Paralela à narrativa de Ponciá Vicêncio e sua busca por identidade, também se desenvolvem as narrativas do Vô Vicêncio, do pai não nomeado, de sua mãe, Maria Vicêncio, e seu irmão Luandi Vicêncio.

Vô Vicêncio, ex-escravo liberto com crises que iam do choro ao riso sem razão, provocados pela condição miserável e por nunca ter se tornado livre de fato, sufoca sua esposa até a morte em meio a uma das muitas ausências nervosas, que serão herdadas por Ponciá. O velho escravo é incompreendido e, por vezes, odiado pelo filho, também nascido e criado na roça, sem conhecer outra vida que não a do trabalho na terra. Vô Vicêncio é presença marcante em toda a narrativa, ora na lembrança física de Ponciá Vicêncio, ora em espírito que se faz presente para a moça. A semelhança de comportamento com a menina funciona como  a guarda da memória da família Vicêncio e da sua ancestralidade negra que, de forma alegórica, Conceição Evaristo reconstrói como a busca de construção emocional e psíquica.

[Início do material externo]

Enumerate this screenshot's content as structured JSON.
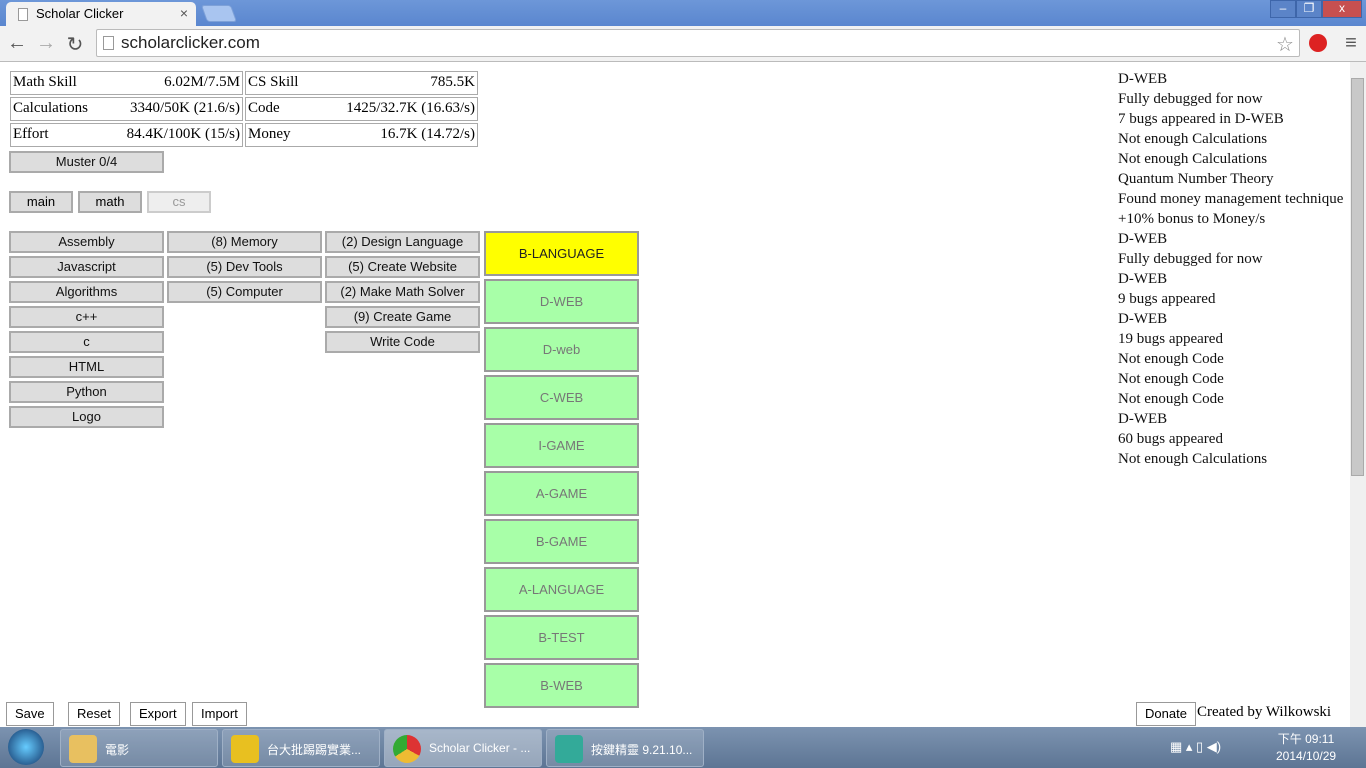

O pai de Ponciá também não tem nome. Por esse traço, é evidenciada a característica tão brasileira dos muitos filhos de mães, mas pais desconhecidos, embora a história de Maria Vicêncio seja de um amor harmonioso. Percebe-se que as identidades dos homens negros nascidos livres estão aferradas ao passado de exploração escrava, resultando na semiescravidão moderna, reforçada pelo pavor generalizado sobre o monstro chamado cidade que engole a todos os saídos do povoado.

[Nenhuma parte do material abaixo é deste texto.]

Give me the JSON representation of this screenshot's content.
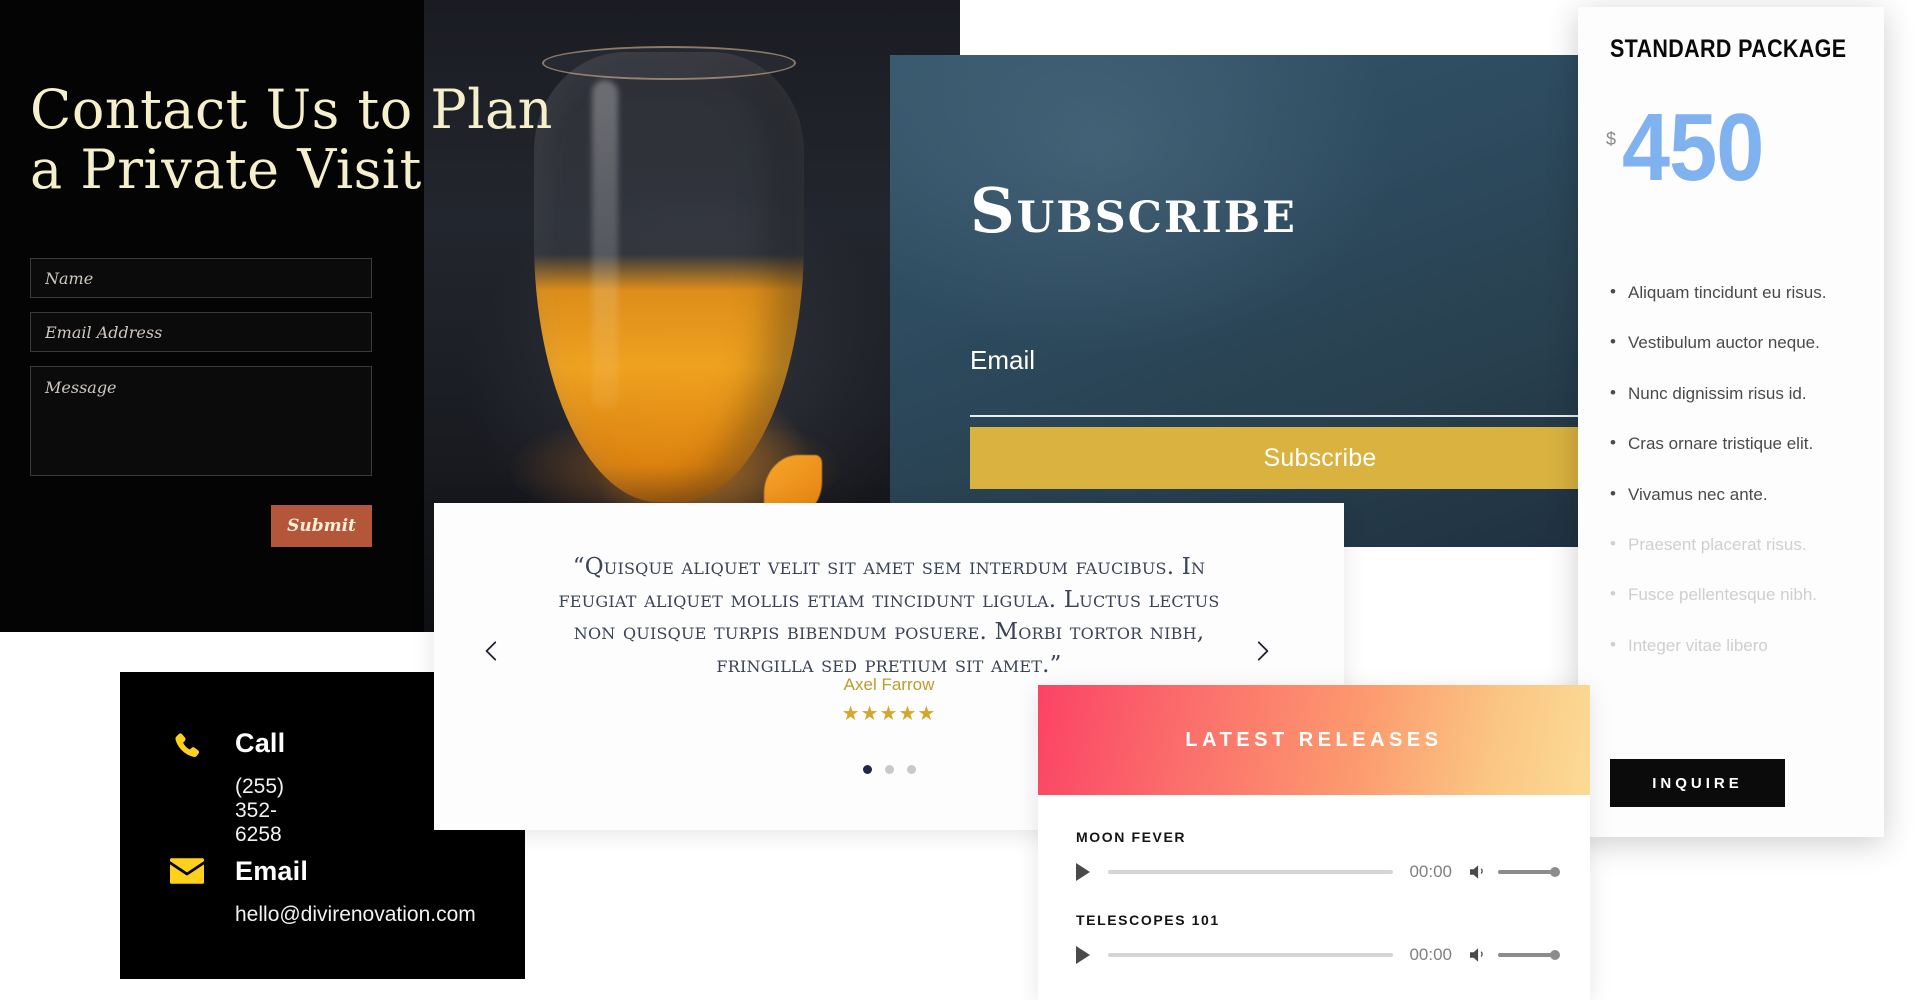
{
  "contact": {
    "title": "Contact Us to Plan a Private Visit",
    "name_placeholder": "Name",
    "email_placeholder": "Email Address",
    "message_placeholder": "Message",
    "submit_label": "Submit"
  },
  "contact_card": {
    "rows": [
      {
        "icon": "phone-icon",
        "title": "Call",
        "value": "(255) 352-6258"
      },
      {
        "icon": "envelope-icon",
        "title": "Email",
        "value": "hello@divirenovation.com"
      }
    ]
  },
  "subscribe": {
    "title": "Subscribe",
    "email_label": "Email",
    "email_value": "",
    "button_label": "Subscribe",
    "panel_color": "#2d4a5e",
    "button_color": "#D9B23F"
  },
  "pricing": {
    "title": "STANDARD PACKAGE",
    "currency": "$",
    "amount": "450",
    "price_color": "#7FB2EE",
    "features": [
      {
        "text": "Aliquam tincidunt eu risus.",
        "faded": false
      },
      {
        "text": "Vestibulum auctor neque.",
        "faded": false
      },
      {
        "text": "Nunc dignissim risus id.",
        "faded": false
      },
      {
        "text": "Cras ornare tristique elit.",
        "faded": false
      },
      {
        "text": "Vivamus nec ante.",
        "faded": false
      },
      {
        "text": "Praesent placerat risus.",
        "faded": true
      },
      {
        "text": "Fusce pellentesque nibh.",
        "faded": true
      },
      {
        "text": "Integer vitae libero",
        "faded": true
      }
    ],
    "cta_label": "INQUIRE"
  },
  "testimonial": {
    "quote": "“Quisque aliquet velit sit amet sem interdum faucibus. In feugiat aliquet mollis etiam tincidunt ligula. Luctus lectus non quisque turpis bibendum posuere. Morbi tortor nibh, fringilla sed pretium sit amet.”",
    "author": "Axel Farrow",
    "stars": "★★★★★",
    "star_color": "#D4A62A",
    "prev_icon": "chevron-left-icon",
    "next_icon": "chevron-right-icon",
    "dots": [
      {
        "active": true
      },
      {
        "active": false
      },
      {
        "active": false
      }
    ]
  },
  "releases": {
    "title": "LATEST RELEASES",
    "gradient_from": "#FB4365",
    "gradient_to": "#FBDB96",
    "tracks": [
      {
        "name": "MOON FEVER",
        "time": "00:00",
        "progress": 0,
        "volume": 100
      },
      {
        "name": "TELESCOPES 101",
        "time": "00:00",
        "progress": 0,
        "volume": 100
      }
    ]
  }
}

Luandi Vicêncio, irmão de Ponciá, movido pela coragem da irmã e sob a justificativa de procurá-la na cidade, também abandona o povoado. Os desejos de Luandi vão se desenhando à medida que as oportunidades surgem. O jovem desejará a farda envergada por Soldado Nestor – um preto de farda! – símbolo de poder, de ascensão e reconhecimento que Luandi só compreenderá inútil ao descobrir-se a si mesmo. Desejará um amor que lhe será roubado por outro preto – o cafetão Negro Climério. No cortiço-puteiro, a figura central de Biliza-estrela transita entre os dois homens, um amado, outro que detém a poder de exploração de seu corpo e, entre o amor e a propriedade, vencerá a segunda, reproduzindo em Biliza os inúmeros feminicídios de que temos notícias todos os dias. A dor maior, no entanto, está implícita na rivalidade de seres irmãos em suas origens, que até têm nomes, mas que não conseguem estabelecer laços fraternos dadas as agruras e hierarquias que lhes são impostas por um mundo de convenções e costumes brancos.

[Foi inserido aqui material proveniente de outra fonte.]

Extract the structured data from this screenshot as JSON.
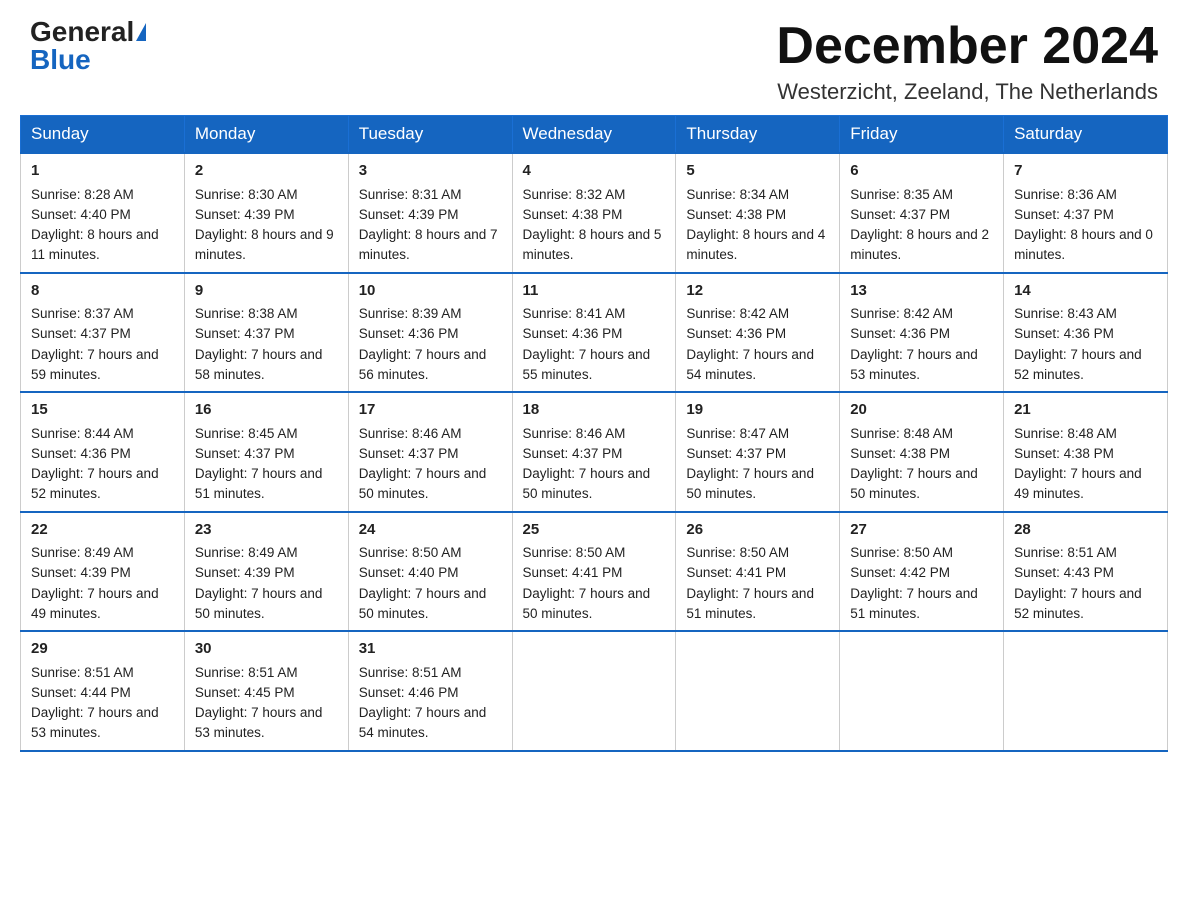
{
  "header": {
    "logo_general": "General",
    "logo_blue": "Blue",
    "month_year": "December 2024",
    "location": "Westerzicht, Zeeland, The Netherlands"
  },
  "columns": [
    "Sunday",
    "Monday",
    "Tuesday",
    "Wednesday",
    "Thursday",
    "Friday",
    "Saturday"
  ],
  "weeks": [
    [
      {
        "day": "1",
        "sunrise": "8:28 AM",
        "sunset": "4:40 PM",
        "daylight": "8 hours and 11 minutes."
      },
      {
        "day": "2",
        "sunrise": "8:30 AM",
        "sunset": "4:39 PM",
        "daylight": "8 hours and 9 minutes."
      },
      {
        "day": "3",
        "sunrise": "8:31 AM",
        "sunset": "4:39 PM",
        "daylight": "8 hours and 7 minutes."
      },
      {
        "day": "4",
        "sunrise": "8:32 AM",
        "sunset": "4:38 PM",
        "daylight": "8 hours and 5 minutes."
      },
      {
        "day": "5",
        "sunrise": "8:34 AM",
        "sunset": "4:38 PM",
        "daylight": "8 hours and 4 minutes."
      },
      {
        "day": "6",
        "sunrise": "8:35 AM",
        "sunset": "4:37 PM",
        "daylight": "8 hours and 2 minutes."
      },
      {
        "day": "7",
        "sunrise": "8:36 AM",
        "sunset": "4:37 PM",
        "daylight": "8 hours and 0 minutes."
      }
    ],
    [
      {
        "day": "8",
        "sunrise": "8:37 AM",
        "sunset": "4:37 PM",
        "daylight": "7 hours and 59 minutes."
      },
      {
        "day": "9",
        "sunrise": "8:38 AM",
        "sunset": "4:37 PM",
        "daylight": "7 hours and 58 minutes."
      },
      {
        "day": "10",
        "sunrise": "8:39 AM",
        "sunset": "4:36 PM",
        "daylight": "7 hours and 56 minutes."
      },
      {
        "day": "11",
        "sunrise": "8:41 AM",
        "sunset": "4:36 PM",
        "daylight": "7 hours and 55 minutes."
      },
      {
        "day": "12",
        "sunrise": "8:42 AM",
        "sunset": "4:36 PM",
        "daylight": "7 hours and 54 minutes."
      },
      {
        "day": "13",
        "sunrise": "8:42 AM",
        "sunset": "4:36 PM",
        "daylight": "7 hours and 53 minutes."
      },
      {
        "day": "14",
        "sunrise": "8:43 AM",
        "sunset": "4:36 PM",
        "daylight": "7 hours and 52 minutes."
      }
    ],
    [
      {
        "day": "15",
        "sunrise": "8:44 AM",
        "sunset": "4:36 PM",
        "daylight": "7 hours and 52 minutes."
      },
      {
        "day": "16",
        "sunrise": "8:45 AM",
        "sunset": "4:37 PM",
        "daylight": "7 hours and 51 minutes."
      },
      {
        "day": "17",
        "sunrise": "8:46 AM",
        "sunset": "4:37 PM",
        "daylight": "7 hours and 50 minutes."
      },
      {
        "day": "18",
        "sunrise": "8:46 AM",
        "sunset": "4:37 PM",
        "daylight": "7 hours and 50 minutes."
      },
      {
        "day": "19",
        "sunrise": "8:47 AM",
        "sunset": "4:37 PM",
        "daylight": "7 hours and 50 minutes."
      },
      {
        "day": "20",
        "sunrise": "8:48 AM",
        "sunset": "4:38 PM",
        "daylight": "7 hours and 50 minutes."
      },
      {
        "day": "21",
        "sunrise": "8:48 AM",
        "sunset": "4:38 PM",
        "daylight": "7 hours and 49 minutes."
      }
    ],
    [
      {
        "day": "22",
        "sunrise": "8:49 AM",
        "sunset": "4:39 PM",
        "daylight": "7 hours and 49 minutes."
      },
      {
        "day": "23",
        "sunrise": "8:49 AM",
        "sunset": "4:39 PM",
        "daylight": "7 hours and 50 minutes."
      },
      {
        "day": "24",
        "sunrise": "8:50 AM",
        "sunset": "4:40 PM",
        "daylight": "7 hours and 50 minutes."
      },
      {
        "day": "25",
        "sunrise": "8:50 AM",
        "sunset": "4:41 PM",
        "daylight": "7 hours and 50 minutes."
      },
      {
        "day": "26",
        "sunrise": "8:50 AM",
        "sunset": "4:41 PM",
        "daylight": "7 hours and 51 minutes."
      },
      {
        "day": "27",
        "sunrise": "8:50 AM",
        "sunset": "4:42 PM",
        "daylight": "7 hours and 51 minutes."
      },
      {
        "day": "28",
        "sunrise": "8:51 AM",
        "sunset": "4:43 PM",
        "daylight": "7 hours and 52 minutes."
      }
    ],
    [
      {
        "day": "29",
        "sunrise": "8:51 AM",
        "sunset": "4:44 PM",
        "daylight": "7 hours and 53 minutes."
      },
      {
        "day": "30",
        "sunrise": "8:51 AM",
        "sunset": "4:45 PM",
        "daylight": "7 hours and 53 minutes."
      },
      {
        "day": "31",
        "sunrise": "8:51 AM",
        "sunset": "4:46 PM",
        "daylight": "7 hours and 54 minutes."
      },
      null,
      null,
      null,
      null
    ]
  ]
}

Em Maria Vicêncio, a mãe, encontramos a pedra angular da família. Ela deixa os filhos partirem em busca daquilo que pensam ser sonhos, mas quando muito são ilusões vazias para, do alto de sua sabedoria ancestral de mulher espiritualizada, buscar os cacos alquebrados, juntando-os, revigorando-os e trazendo-os de volta à unidade da família negra que, com todas as dificuldades impostas pela estrutura racista brasileira, é o núcleo de força para o qual convergem as histórias narradas.

Este romance, lançado em 2003, pela editora Mazza, e reeditado em 2017 pela Pallas Editora, não é uma leitura de varanda, nem para deleite puro da simples fruição. Ponciá Vicêncio nos obriga a viver sua vida, ver pelos seus olhos, sentir suas dores, viver suas perdas e seus ganhos, ter as suas esperanças, pasmar na janela à espera do passado e Conceição Evaristo aplacará a angústia do leitor pessimista. Uma narrativa de pretos, contada por pretos do ponto de vista da verdadeira História da realidade negra. Com H maiúsculo.

* Cláudia Oliveira é pesquisadora (e amante) das Literaturas africanas de expressão portuguesa, brasileira e afro-brasileira e das relações étnico-raciais no Brasil. É professora da educação básica, dedicando-se à formação de leitores.